Faith leaders and Working Together Mississippi call for action on Medicaid expansion
JACKSON, Miss. (WLBT) - Medicaid expansion attempts at the State Capitol continue to be unsuccessful but Working Together Mississippi and a new set of voices are stepping in to say the cost of inaction is too high.
Healthcare is an issue that transcends religions. And several faith leaders gathered for a press conference Friday to say they’re realizing they need to voice that.
“Inaction or sins of omission as we say are no longer acceptable,” said Bishop Joseph Kopacz of the Catholic Diocese of Jackson.
“God does not ask us at the judgment day if we have decreased the size of government but God will ask us how we have treated the poor and how we’ve treated the most vulnerable among us,” noted Bishop Brian Seage with the Episcopal Diocese of Mississippi.
In a letter they plan to deliver to the Governor and others Monday, they explain that Medicaid expansion would allow 300,000 of the state’s working poor who currently make too much to qualify for Medicaid but not enough for private insurance...to qualify for coverage.
“This is the moral choice you have to face and you have to make,” described Cooperative Baptist Fellowship Coordinator Dr. Jason Coker. “And we all know, even you, what the right choice is. We’re simply begging our government to care for its own people. Will you?”
That same group saw the power of speaking up last summer when they pushed for changing the state flag and say, this too, can be done.
“People are saying that healthcare reform may not be for this time,” said Bishop Ronnie Crudup, Sr. of New Horizon Church International. “We believe it is.

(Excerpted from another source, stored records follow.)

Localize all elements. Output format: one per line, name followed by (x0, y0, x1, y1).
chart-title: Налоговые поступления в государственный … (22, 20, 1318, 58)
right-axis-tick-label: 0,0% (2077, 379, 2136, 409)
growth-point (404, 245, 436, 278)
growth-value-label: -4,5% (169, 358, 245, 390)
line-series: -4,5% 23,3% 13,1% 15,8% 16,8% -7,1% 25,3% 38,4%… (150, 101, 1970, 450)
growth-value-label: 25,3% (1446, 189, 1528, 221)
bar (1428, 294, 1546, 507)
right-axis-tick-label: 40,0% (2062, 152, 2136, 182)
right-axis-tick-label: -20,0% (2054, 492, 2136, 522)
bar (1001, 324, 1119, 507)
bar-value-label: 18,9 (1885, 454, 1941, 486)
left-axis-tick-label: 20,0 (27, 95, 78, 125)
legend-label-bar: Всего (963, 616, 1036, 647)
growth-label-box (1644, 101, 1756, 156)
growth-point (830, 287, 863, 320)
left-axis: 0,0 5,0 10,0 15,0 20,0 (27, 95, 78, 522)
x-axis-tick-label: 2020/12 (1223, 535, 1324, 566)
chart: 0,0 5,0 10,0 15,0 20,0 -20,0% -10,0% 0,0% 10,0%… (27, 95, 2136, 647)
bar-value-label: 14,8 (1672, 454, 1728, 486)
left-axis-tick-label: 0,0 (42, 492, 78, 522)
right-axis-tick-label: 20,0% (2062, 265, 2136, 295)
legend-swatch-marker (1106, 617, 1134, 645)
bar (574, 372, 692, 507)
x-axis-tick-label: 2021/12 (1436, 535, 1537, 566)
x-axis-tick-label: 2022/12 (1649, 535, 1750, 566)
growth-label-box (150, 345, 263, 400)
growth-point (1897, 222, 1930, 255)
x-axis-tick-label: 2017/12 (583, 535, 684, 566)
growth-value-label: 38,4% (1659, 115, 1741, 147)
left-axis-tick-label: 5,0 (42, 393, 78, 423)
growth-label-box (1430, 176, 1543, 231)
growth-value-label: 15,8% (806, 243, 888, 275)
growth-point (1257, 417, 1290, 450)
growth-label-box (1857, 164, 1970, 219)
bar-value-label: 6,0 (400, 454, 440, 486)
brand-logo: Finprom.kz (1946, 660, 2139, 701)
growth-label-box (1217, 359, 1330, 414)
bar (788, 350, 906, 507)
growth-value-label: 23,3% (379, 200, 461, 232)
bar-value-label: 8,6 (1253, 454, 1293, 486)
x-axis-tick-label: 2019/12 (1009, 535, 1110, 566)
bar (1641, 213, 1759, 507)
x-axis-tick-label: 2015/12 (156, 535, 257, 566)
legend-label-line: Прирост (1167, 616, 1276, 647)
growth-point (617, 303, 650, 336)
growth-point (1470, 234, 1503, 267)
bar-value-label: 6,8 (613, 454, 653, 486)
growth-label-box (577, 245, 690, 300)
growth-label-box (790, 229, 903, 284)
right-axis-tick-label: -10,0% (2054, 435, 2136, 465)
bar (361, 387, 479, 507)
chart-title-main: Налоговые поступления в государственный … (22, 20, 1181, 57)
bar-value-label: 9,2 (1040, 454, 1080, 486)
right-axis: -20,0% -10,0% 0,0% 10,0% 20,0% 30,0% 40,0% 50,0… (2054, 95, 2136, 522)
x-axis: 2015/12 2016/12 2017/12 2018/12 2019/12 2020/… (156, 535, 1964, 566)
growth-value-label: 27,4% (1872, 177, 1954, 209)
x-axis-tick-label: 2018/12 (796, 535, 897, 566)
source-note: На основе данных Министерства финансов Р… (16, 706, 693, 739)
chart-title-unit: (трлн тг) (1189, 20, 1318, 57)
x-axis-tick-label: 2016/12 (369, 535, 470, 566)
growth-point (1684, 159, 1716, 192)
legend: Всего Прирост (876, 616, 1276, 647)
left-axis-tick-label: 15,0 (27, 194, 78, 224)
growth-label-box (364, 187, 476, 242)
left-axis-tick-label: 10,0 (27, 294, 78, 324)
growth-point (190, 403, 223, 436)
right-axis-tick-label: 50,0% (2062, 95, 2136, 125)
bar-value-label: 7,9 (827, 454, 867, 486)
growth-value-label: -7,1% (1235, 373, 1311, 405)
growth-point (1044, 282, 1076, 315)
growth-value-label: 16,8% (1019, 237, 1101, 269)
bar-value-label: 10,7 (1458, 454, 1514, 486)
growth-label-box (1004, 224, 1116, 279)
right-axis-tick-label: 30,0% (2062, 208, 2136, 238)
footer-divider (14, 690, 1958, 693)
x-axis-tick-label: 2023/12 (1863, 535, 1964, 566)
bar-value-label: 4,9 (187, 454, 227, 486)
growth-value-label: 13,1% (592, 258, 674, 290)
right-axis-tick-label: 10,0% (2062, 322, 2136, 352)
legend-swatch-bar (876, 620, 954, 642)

And we’re going to keep working together to encourage and push hard our various political leaders that it’s time.”
The group says one option is the plan first introduced by the Hospital Association in 2019.
“There is a proposal on the table that costs nothing to the state of Mississippi,” said Richard Robertson, Mississippi Hospital Association General Counsel and Vice President of Policy and State Advocacy.
Under the Mississippi Cares plan, hospital investments and personal premiums from plan members would help fund the needed 10% state share to match the 90% federal share.
“It’s cost the state billions of dollars in revenue,” noted Roberson. “It’s cost people their quality of life. And it’s time for some change. We’ve got to do something different. It’s the right thing to do from a human perspective and it’s time to do it now.”